Я согласно выворачиваю голову, чтобы узнать, что она имеет в виду. Неужели я что-то не погасила? Так и есть. Крошечное зёрнышко. Надежда.

Как… странно. И в то же время это единственное светлое пятнышко на моём потемневшем теле.

– Что ж, – я прикрываю маленькую искру ладонью, ощущая её тепло, и поднимаю глаза на Сафо.

– Есть, что сказать перед тем, как перестанешь быть частью рода человеческого? – спрашивает она.

– Да… определённо, – на моём лице росчерком метеорита появляется улыбка, и я выпаливаю, – Бабуин!

– Чт…

Моё тело не подводит и вовремя понимает, что к чему, когда я, словно легендарный Сунь У Кун, укравший персики из Небесного сада, запрыгиваю Сафо на плечо и вытаскиваю фрукт из её рук. Кусаю мякоть. И тут же жадно глотаю, перелезая через голову жрицы и шмякаясь на подходах к Кадату.

– Стой!! Не смей! – кричит поэтесса скорей в изумлении, нежели в ярости, но поздно. Я мчусь на четвереньках вперёд и вперёд, а звёздочка на моей чернильной груди горит и переливается, словно Сириус ясной ночью.

Массивные ступени ведут наверх. Мои задние лапы подкашиваются, слюна становится терпкой. Так и есть. Фрукт был отравлен. Они обманули меня… Не на того напали!

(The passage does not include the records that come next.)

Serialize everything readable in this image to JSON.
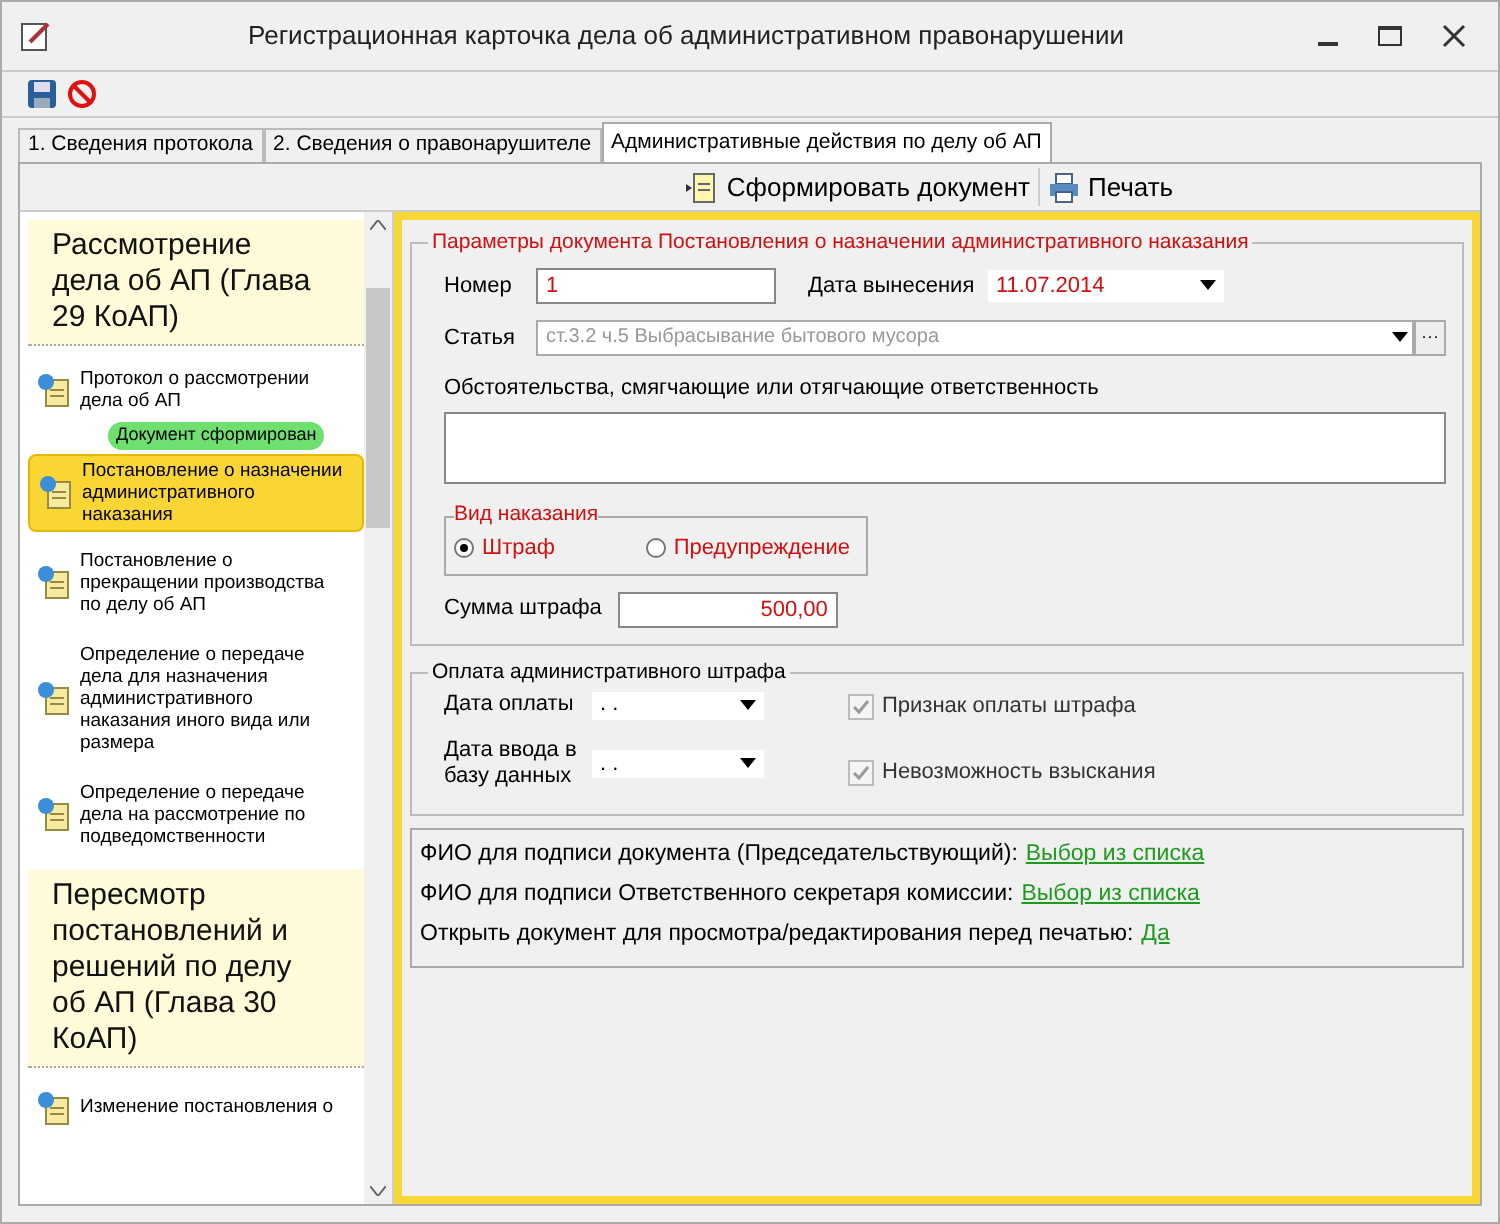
{
  "window": {
    "title": "Регистрационная карточка дела об административном правонарушении"
  },
  "tabs": [
    {
      "label": "1. Сведения протокола",
      "selected": false
    },
    {
      "label": "2. Сведения о правонарушителе",
      "selected": false
    },
    {
      "label": "Административные действия по делу об АП",
      "selected": true
    }
  ],
  "doc_toolbar": {
    "generate": "Сформировать документ",
    "print": "Печать"
  },
  "sidebar": {
    "items": [
      {
        "kind": "header",
        "label": "Рассмотрение дела об АП  (Глава 29 КоАП)"
      },
      {
        "kind": "doc",
        "label": "Протокол о рассмотрении дела об АП",
        "selected": false,
        "badge": "Документ сформирован"
      },
      {
        "kind": "doc",
        "label": "Постановление о назначении административного наказания",
        "selected": true
      },
      {
        "kind": "doc",
        "label": "Постановление о прекращении производства по делу об АП",
        "selected": false
      },
      {
        "kind": "doc",
        "label": "Определение о передаче дела для назначения административного наказания  иного вида или размера",
        "selected": false
      },
      {
        "kind": "doc",
        "label": "Определение о передаче дела на рассмотрение по подведомственности",
        "selected": false
      },
      {
        "kind": "header",
        "label": "Пересмотр постановлений и решений по делу об АП (Глава 30 КоАП)"
      },
      {
        "kind": "doc",
        "label": "Изменение постановления о",
        "selected": false
      }
    ]
  },
  "params": {
    "title": "Параметры документа Постановления о назначении административного наказания",
    "number_label": "Номер",
    "number": "1",
    "date_label": "Дата вынесения",
    "date": "11.07.2014",
    "article_label": "Статья",
    "article": "ст.3.2 ч.5 Выбрасывание бытового мусора",
    "article_button": "···",
    "circumstances_label": "Обстоятельства, смягчающие или отягчающие ответственность",
    "penalty_title": "Вид наказания",
    "penalty_options": [
      {
        "label": "Штраф",
        "selected": true
      },
      {
        "label": "Предупреждение",
        "selected": false
      }
    ],
    "fine_label": "Сумма штрафа",
    "fine": "500,00"
  },
  "payment": {
    "title": "Оплата административного штрафа",
    "pay_date_label": "Дата оплаты",
    "pay_date": ". .",
    "entry_date_label": "Дата ввода в базу данных",
    "entry_date": ". .",
    "checks": [
      {
        "label": "Признак оплаты штрафа",
        "checked": true,
        "disabled": true
      },
      {
        "label": "Невозможность взыскания",
        "checked": true,
        "disabled": true
      }
    ]
  },
  "signatures": [
    {
      "label": "ФИО для подписи документа (Председательствующий):",
      "link": "Выбор из списка"
    },
    {
      "label": "ФИО для подписи Ответственного секретаря комиссии:",
      "link": "Выбор из списка"
    },
    {
      "label": "Открыть документ для просмотра/редактирования перед печатью:",
      "link": "Да"
    }
  ]
}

В глазах двоится и троится, между лопаток поселяется предательская дрожь, но я карабкаюсь, волоча отказавшиеся двигаться дальше ноги, которые с глухими ударами бьются о монолиты из чёрного оникса. У меня нет сил удерживать облик – и моё тело снова становится человеческим. Я точно не знаю, чего хочу, но где-то там, за ступенями, наверху, туман редеет и рассеивается.

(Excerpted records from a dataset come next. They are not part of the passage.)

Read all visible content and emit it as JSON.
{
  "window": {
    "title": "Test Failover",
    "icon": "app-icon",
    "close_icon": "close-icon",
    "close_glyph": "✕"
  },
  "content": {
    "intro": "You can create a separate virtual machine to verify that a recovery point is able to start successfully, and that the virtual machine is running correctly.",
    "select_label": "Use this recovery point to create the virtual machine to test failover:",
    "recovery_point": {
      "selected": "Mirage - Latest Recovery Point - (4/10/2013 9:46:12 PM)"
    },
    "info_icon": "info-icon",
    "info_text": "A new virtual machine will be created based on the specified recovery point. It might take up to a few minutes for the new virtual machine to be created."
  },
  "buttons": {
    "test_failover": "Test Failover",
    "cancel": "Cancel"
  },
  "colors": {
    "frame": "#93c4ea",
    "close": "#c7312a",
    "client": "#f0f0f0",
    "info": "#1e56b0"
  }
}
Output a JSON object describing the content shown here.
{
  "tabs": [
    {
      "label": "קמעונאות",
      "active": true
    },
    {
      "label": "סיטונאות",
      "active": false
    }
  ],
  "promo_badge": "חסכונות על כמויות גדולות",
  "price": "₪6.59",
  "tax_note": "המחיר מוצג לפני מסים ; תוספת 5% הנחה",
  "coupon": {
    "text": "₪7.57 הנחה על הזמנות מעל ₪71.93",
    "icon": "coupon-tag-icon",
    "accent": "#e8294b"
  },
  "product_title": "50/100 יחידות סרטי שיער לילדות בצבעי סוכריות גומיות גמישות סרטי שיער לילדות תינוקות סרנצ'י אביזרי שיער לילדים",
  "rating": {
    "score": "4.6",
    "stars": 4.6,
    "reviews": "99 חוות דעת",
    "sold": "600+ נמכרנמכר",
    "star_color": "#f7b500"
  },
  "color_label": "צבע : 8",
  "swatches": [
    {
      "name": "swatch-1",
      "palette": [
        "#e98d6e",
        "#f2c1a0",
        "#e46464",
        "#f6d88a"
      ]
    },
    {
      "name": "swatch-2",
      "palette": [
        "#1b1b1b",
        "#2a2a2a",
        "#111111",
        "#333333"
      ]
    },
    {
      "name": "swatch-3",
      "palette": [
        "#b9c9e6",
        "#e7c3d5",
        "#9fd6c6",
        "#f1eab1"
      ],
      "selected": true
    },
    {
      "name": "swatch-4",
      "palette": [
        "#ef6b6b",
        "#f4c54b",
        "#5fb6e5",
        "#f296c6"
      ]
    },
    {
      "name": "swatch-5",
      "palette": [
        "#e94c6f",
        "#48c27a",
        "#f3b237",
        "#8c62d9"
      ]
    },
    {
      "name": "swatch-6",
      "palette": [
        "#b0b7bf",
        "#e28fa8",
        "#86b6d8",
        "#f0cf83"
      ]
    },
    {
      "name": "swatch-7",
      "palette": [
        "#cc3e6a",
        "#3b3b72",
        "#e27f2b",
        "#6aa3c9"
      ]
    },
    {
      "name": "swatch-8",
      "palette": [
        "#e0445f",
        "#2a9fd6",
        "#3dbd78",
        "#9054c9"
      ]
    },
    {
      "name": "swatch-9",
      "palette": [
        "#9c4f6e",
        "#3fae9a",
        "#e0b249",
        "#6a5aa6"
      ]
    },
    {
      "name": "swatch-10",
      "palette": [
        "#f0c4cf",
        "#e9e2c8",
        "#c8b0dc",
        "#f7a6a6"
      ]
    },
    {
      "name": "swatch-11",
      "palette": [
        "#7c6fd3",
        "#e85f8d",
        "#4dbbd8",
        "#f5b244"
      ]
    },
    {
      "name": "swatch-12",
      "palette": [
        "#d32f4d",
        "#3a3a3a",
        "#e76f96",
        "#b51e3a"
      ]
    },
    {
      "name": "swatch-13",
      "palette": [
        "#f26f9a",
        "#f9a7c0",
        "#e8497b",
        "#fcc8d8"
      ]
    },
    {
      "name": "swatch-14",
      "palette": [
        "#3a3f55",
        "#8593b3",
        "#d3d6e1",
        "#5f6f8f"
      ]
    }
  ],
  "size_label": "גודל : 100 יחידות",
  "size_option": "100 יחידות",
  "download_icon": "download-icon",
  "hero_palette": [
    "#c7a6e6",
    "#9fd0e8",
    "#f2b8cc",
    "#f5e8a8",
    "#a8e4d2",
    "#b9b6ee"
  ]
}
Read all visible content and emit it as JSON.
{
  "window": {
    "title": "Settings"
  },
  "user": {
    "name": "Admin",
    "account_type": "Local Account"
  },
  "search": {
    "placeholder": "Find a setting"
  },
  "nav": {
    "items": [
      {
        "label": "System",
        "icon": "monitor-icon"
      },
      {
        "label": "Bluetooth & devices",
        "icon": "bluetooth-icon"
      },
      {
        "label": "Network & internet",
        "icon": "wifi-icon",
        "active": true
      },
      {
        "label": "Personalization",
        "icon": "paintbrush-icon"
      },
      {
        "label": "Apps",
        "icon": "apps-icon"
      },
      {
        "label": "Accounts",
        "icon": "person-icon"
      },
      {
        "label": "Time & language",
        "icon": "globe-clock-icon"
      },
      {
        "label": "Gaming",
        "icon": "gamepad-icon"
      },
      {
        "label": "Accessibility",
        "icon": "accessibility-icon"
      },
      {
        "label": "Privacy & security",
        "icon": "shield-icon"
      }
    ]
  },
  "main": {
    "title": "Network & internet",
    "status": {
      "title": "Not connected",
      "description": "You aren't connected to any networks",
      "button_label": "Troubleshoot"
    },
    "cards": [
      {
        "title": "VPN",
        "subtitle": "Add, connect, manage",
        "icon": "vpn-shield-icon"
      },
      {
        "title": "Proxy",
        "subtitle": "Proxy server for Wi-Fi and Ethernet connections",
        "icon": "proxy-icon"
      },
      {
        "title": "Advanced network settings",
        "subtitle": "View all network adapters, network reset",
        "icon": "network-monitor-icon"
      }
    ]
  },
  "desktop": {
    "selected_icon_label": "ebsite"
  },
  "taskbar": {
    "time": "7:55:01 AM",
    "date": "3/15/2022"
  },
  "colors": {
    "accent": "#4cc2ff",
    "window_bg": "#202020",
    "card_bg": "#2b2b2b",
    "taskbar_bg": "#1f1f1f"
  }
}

Моё зрение сужается до тоннеля, а перед глазами плывут радужные пятна, когда я последним рывком взволакиваю себя на уступ… и не падаю. Дышу с хрипами, изо рта течёт пена, но…

Вот он Неведомый Кадат. Просто огромен. Моё остывающее сознание просто не в состоянии обработать эти нечеловеческие формы, все эти спирали, немыслимые углы и системы точек.

А ещё я вижу обитателей города. Они вьются надо мной, похожие на спонтанно меняющие форму цветастые ковры. Капризные боги мира сновидений.

– Выкусите… подонки, – выдавливаю из себя я, чтобы как раз после этого плюхнуться на измазанный слюной пол.

И, уже уткнувшись в кровь, яд и грязь, услышать, как они смеются.

Их смех не похож на человеческий ни по интонации, ни по звучанию, но это место, где всё воспринимается иначе, чище и яснее.

Вирту чужда легенда о Вавилонском столпотворении, ибо мысль есть мысль.

И в их мыслях нет стремления меня убить.

Доза яда не смертельна. Как и та метаморфоза, что происходит со мной. Всё, на что хватило моего укуса – это окрасить мой мех в чёрный цвет. Ну а ещё, как мне кажется, уши стали жёстче, а зубы острее.

Так или иначе, а я приподнимаюсь, для верности опираясь на волчьи лапы и смотрю на них, судорожно смаргивая с морды собственные слюни.

Их голоса подобны мелодичному грохоту, и поначалу я слишком взбудоражена, чтобы понять, но потом.

– Out of system!

Английский. Ничего себе. Видимо, нарочно его употребляют, вкладывая сочность и звучание. Хотят, чтобы я поняла. Это не просто фраза. Это новое имя.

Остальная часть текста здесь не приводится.